The number of different nested or hierarchical clusterings corresponds to the number of different binary rooted trees or dendrograms with \(n\) leaves with distinct labels. Any tree with \(t\) nodes has \(t−1\) edges. Also, any rooted binary tree with \(m\) leaves has \(m−1\) internal nodes. Thus, a dendrogram with \(m\) leaf nodes has a total of \(t=m+m−1=2m−1\) nodes, and consequently \(t−1=2m−2\) edges. The total number of different dendrograms with \(n\) leaves is obtained by the following product:

\[\prod_{m=1}^{n-1}(2m-1)=1\times 3\times 5\times 7\times\cds\times(2n-3)=(2n-3)!!\]

14.2 Agglomerative Hierarchical Clustering

14.2.1 Distance between Clusters

The between-cluster distances are ultimately based on the distance between two points, which is typically computed using the Euclidean distance or \(L_2\) -norm, defined as

\[\lv\x-\y\rv=\bigg(\sum_{i=1}^d(x_i-y_i)^2\bigg)^{1/2}\]

Single Link

Given two clusters \(C_i\) and \(C_j\), the distance between them, denoted \(\delta(C_i,C_j)\), is defined as the minimum distance between a point in \(C_i\) and a point in \(C_j\)

Note

\(\delta(C_i,C_j)=\min\{\lv\x-\y\rv|\x\in C_i,\y\in C_j\}\)

Complete Link

The distance between two clusters is defined as the maximum distance between a point in \(C_i\) and a point in \(C_j\):

Note

\(\delta(C_i,C_j)=\max\{\lv\x-\y\rv|\x\in C_i,\y\in C_j\}\)

Group Average

The distance between two clusters is defined as the average pairwise distance between points in \(C_i\) and \(C_j\):

Note

\(\dp\delta(C_i,C_j)=\frac{\sum_{\x\in C_i}\sum_{\y\in C_j}\lv\x-\y\rv}{n_i\cd n_j}\)
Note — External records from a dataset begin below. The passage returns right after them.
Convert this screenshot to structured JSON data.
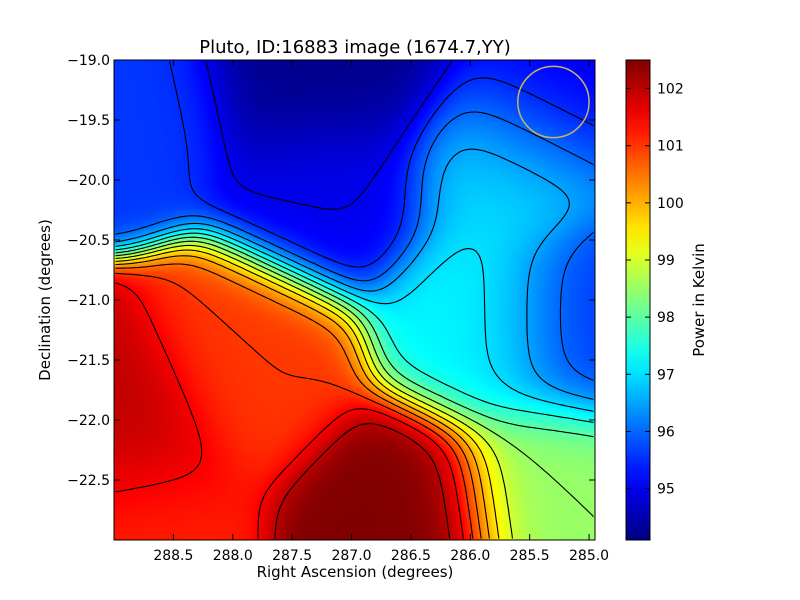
{
  "chart_data": {
    "type": "heatmap",
    "title": "Pluto, ID:16883 image (1674.7,YY)",
    "xlabel": "Right Ascension (degrees)",
    "ylabel": "Declination (degrees)",
    "colorbar_label": "Power in Kelvin",
    "xlim": [
      289.0,
      284.95
    ],
    "ylim": [
      -23.0,
      -19.0
    ],
    "x_ticks": [
      288.5,
      288.0,
      287.5,
      287.0,
      286.5,
      286.0,
      285.5,
      285.0
    ],
    "x_tick_labels": [
      "288.5",
      "288.0",
      "287.5",
      "287.0",
      "286.5",
      "286.0",
      "285.5",
      "285.0"
    ],
    "y_ticks": [
      -19.0,
      -19.5,
      -20.0,
      -20.5,
      -21.0,
      -21.5,
      -22.0,
      -22.5
    ],
    "y_tick_labels": [
      "−19.0",
      "−19.5",
      "−20.0",
      "−20.5",
      "−21.0",
      "−21.5",
      "−22.0",
      "−22.5"
    ],
    "colorbar_range": [
      94.1,
      102.5
    ],
    "colorbar_ticks": [
      95,
      96,
      97,
      98,
      99,
      100,
      101,
      102
    ],
    "colorbar_tick_labels": [
      "95",
      "96",
      "97",
      "98",
      "99",
      "100",
      "101",
      "102"
    ],
    "colormap": "jet",
    "grid": false,
    "contours": true,
    "marker": {
      "shape": "circle",
      "ra": 285.3,
      "dec": -19.35,
      "radius_deg": 0.3,
      "color": "#c8b45a"
    },
    "field_peaks": [
      {
        "ra": 287.5,
        "dec": -19.0,
        "value": 94.2
      },
      {
        "ra": 286.9,
        "dec": -19.05,
        "value": 94.2
      },
      {
        "ra": 285.45,
        "dec": -19.25,
        "value": 95.0
      },
      {
        "ra": 287.15,
        "dec": -20.05,
        "value": 95.0
      },
      {
        "ra": 285.05,
        "dec": -21.2,
        "value": 95.6
      },
      {
        "ra": 288.8,
        "dec": -19.3,
        "value": 95.6
      },
      {
        "ra": 285.75,
        "dec": -19.85,
        "value": 97.0
      },
      {
        "ra": 285.9,
        "dec": -21.2,
        "value": 97.2
      },
      {
        "ra": 288.95,
        "dec": -22.05,
        "value": 102.0
      },
      {
        "ra": 286.6,
        "dec": -22.78,
        "value": 102.5
      },
      {
        "ra": 287.85,
        "dec": -21.55,
        "value": 101.0
      },
      {
        "ra": 288.8,
        "dec": -22.9,
        "value": 101.2
      },
      {
        "ra": 285.3,
        "dec": -22.6,
        "value": 98.5
      }
    ]
  }
}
where \(n_i=|C_i|\) denotes the number of points in cluster \(C_i\).

Mean Distance

The distance between two clusters is defined as the distance between the means or centroids of the two clusters:

Note

\(\delta(C_i,C_j)=\lv\mmu_i-\mmu_j\rv\)

where \(\mmu_i=\frac{1}{n_i}\sum_{\x\in C_i}\x\).

Minimum Variance: Ward’s Method

The sum of a squared errors (SSE) for a given cluster \(C_i\) is given as

\[ \begin{align}\begin{aligned}SSE_i&=\sum_{\x\in C_i}\lv\x-\mmu_i\rv^2\\&=\sum_{\x\in C_i}\lv\x-\mmu_i\rv^2\\&=\sum_{\x\in C_i}\x^T\x-2\sum_{\x\in C_i}\x^T\mmu_i+\sum_{\x\in C_i}\mmu_i^T\mmu_i\\&=\bigg(\sum_{\x\in C_i}\x^T\x\bigg)-n_i\mmu_i^T\mmu_i\end{aligned}\end{align} \]

The SSE for a clustering \(\cl{C}=\{C_1,\cds,C_m\}\) is given as

\[SSE=\sum_{i=1}^mSSE_i=\sum_{i=1}^m\sum_{\x\in C_i}\lv\x-\mmu_i\rv^2\]

After simplification, we get

Note

\(\dp\delta(C_i,C_j)=\bigg(\frac{n_in_j}{n_i+n_j}\bigg)\lv\mmu_i-\mmu_j\rv^2\)

14.2.2 Updating Distance Matrix

Whenever two clusters \(C_i\) and \(C_j\) are merged into \(C_{ij}\), we need to update the distance matrix by recomputing the distances from the newly created cluster \(C_{ij}\) to all other clusters \(C_r\) (\(r \ne i\) and \(r \ne j\)). The Lance–Williams formula provides a general equation to recompute the distances for all of the cluster proximity measures we considered earlier; it is given as

Note

\(\delta(C_{ij},C_r)=\alpha_i\cd\delta(C_i,C_r)+\alpha_j\cd\delta(C_j,C_r)+\beta\cd\delta(C_i,C_j)+\gamma\cd|\delta(C_i,C_r)-\delta(C_j,C_r)|\)

The coefficients \(\alpha_i,\alpha_j,\beta\) and \(\gamma\) differ from one measure to another.

14.2.3 Computational Complexity

The computational complexity of hierarchical clustering is \(O(n^2\log n)\).